Damat Mehmed Adil Ferid Pasha (Ottoman Turkish: محمد عادل فريد پاشا; 1853 – 6 October 1923), known simply as Damat Ferid Pasha, was an Ottoman statesman of Albanian origin who held the office of Grand Vizier during two periods under the reign of the last Ottoman Sultan Mehmed VI Vahdeddin, the first time between 4 March 1919 and 2 October 1919 and the second time between 5 April 1920 and 21 October 1920, a title equivalent to the post of Minister of Internal Affairs. Officially, he was brought to the office a total of five times, since his cabinets were recurrently dismissed under various pressures and he had to present new ones.
Some claim that he was born in 1853 in Istanbul as the son of Izet Efendić, an ethnic Bosniak and a member of the Ottoman Council of State (Şûrâ-yı Devlet) and Governor of Beirut and Sidon in 1857, who was born in the village of Potoci near Pljevlja, in today's Montenegro but there is no clear evidence about that. In 1879, Ferid was enrolled at the Schools of Islamic charities in Sidon. He served several positions in Ottoman administration before he entered the foreign office of the Ottoman Empire and was assigned to different posts at embassies in Paris, Berlin, St. Petersburg, and London. He married a daughter of Abdülmecid I, Mediha Sultan, which earned him the title of "damat" ("bridegroom" to the Ottoman dynasty). Like his father, he became a member of the Şûrâ-yı Devlet in 1884 and earned the title of vizier soon afterwards. Refused the post of ambassador in London by the sultan Abdülhamid II, he resigned from public service and returned only after two decades, in 1908, as a member of the Senate of the Ottoman Parliament.

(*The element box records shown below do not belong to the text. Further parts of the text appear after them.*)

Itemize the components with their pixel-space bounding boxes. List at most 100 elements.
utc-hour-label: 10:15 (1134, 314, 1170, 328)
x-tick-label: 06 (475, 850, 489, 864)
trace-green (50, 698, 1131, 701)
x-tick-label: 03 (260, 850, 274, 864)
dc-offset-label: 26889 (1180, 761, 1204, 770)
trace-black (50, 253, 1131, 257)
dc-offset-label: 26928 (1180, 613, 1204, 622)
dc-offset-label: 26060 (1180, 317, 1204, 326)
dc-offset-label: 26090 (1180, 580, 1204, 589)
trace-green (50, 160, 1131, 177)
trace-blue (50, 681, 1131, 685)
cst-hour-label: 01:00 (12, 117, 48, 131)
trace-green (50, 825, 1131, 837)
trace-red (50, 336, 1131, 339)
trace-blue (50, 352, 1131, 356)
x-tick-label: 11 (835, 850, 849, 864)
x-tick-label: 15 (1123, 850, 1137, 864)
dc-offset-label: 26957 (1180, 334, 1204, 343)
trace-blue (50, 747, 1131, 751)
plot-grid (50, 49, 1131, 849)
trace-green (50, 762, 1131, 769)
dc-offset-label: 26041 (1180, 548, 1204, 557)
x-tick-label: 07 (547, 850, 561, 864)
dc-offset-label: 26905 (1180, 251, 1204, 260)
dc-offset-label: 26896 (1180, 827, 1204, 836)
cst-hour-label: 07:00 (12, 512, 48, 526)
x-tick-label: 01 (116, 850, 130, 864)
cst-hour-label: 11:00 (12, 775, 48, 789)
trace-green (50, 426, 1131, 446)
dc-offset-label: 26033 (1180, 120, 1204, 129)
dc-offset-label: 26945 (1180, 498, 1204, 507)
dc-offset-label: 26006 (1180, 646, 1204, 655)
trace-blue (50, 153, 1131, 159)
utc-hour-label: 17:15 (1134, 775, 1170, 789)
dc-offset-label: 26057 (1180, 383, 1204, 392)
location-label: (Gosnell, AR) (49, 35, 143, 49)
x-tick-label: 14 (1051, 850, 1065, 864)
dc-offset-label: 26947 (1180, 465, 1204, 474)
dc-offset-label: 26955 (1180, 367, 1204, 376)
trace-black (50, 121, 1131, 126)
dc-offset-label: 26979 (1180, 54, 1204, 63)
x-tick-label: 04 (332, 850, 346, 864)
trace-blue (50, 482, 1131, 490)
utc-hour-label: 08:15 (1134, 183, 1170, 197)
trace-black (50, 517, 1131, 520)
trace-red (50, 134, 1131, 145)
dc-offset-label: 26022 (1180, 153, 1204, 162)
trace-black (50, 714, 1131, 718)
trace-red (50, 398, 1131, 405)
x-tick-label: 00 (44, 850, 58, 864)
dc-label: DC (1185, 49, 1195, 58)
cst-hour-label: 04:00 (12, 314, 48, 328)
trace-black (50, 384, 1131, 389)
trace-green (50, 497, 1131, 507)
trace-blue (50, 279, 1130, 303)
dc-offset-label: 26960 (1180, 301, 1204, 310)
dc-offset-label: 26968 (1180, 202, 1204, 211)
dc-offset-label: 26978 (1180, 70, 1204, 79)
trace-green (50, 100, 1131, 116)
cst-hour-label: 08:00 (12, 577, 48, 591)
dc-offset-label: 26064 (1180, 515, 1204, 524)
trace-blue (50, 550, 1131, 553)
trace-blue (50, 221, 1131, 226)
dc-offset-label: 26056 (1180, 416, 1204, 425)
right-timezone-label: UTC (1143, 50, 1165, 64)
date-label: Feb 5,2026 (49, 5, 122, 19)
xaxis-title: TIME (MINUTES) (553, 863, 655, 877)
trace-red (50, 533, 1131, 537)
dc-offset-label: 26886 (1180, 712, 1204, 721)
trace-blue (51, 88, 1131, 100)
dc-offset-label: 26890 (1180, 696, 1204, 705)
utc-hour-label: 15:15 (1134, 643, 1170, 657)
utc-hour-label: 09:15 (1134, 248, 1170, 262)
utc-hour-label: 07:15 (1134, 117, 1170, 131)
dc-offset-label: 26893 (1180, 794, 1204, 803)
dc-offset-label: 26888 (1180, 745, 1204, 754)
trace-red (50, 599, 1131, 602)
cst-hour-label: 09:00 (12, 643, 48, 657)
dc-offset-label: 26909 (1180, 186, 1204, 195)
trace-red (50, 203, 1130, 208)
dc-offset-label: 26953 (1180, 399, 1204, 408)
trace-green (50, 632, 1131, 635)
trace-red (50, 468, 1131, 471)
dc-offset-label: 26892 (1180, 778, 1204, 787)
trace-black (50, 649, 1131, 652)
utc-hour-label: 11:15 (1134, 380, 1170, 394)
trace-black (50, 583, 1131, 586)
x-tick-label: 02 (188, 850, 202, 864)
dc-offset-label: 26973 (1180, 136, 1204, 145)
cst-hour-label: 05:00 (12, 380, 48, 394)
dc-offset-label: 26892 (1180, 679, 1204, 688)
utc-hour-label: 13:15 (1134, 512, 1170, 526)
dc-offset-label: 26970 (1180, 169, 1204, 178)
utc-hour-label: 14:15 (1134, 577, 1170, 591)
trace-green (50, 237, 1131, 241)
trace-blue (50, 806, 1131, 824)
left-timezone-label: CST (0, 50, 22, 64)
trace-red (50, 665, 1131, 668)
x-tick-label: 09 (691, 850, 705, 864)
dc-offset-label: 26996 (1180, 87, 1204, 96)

He was one of the founding members of the Freedom and Accord Party in 1911, favoring liberalism and more regional autonomy within the Empire, in opposition to the Committee of Union and Progress. On 11 June 1919, Damat Ferid Pasha officially confessed to massacres against Armenians and was a key figure and initiator of the war crime trials held directly after World War I to condemn to death the chief perpetrators of the genocide, who were notably Committee of Union and Progress members and long-time rivals of his own Freedom and Accord Party.
His first office as grand vizier coincided with the Occupation of Smyrna by the Greek army and the ensuing tumultuous period. He was dismissed on 30 September 1919, but after two short-lived governments under Ali Rıza Pasha and Hulusi Salih Pasha, the Sultan Mehmet VI had to call him back to form a new government on 5 April 1920. He remained as Grand Vizier until 17 October 1920, forming two different cabinets in between.
His second office coincided with the closure of the Ottoman Parliament under pressure from the British and French forces of occupation. Along with four other notables, he agreed to sign the Treaty of Sèvres, comprising disastrous conditions for Turkey, which caused an uproar of reaction towards him. However, he was not one of the signatories of the Treaty itself. He retorted by becoming increasingly hostile to the new nationalist movement led by Mustafa Kemal Pasha, which was centered in Ankara; Damat Ferid Pasha began to increasingly collaborate with the Allied occupation forces.
Even after his dismissal, and the formation of a new Ottoman Government under Ahmet Tevfik Pasha, he remained widely disliked (especially in Anatolia) and with the Turkish victory in the Greco-Turkish War (1919–1922), he fled to Europe. He died in Nice, France, on 6 October 1923 and was buried in the city of Sidon, Lebanon.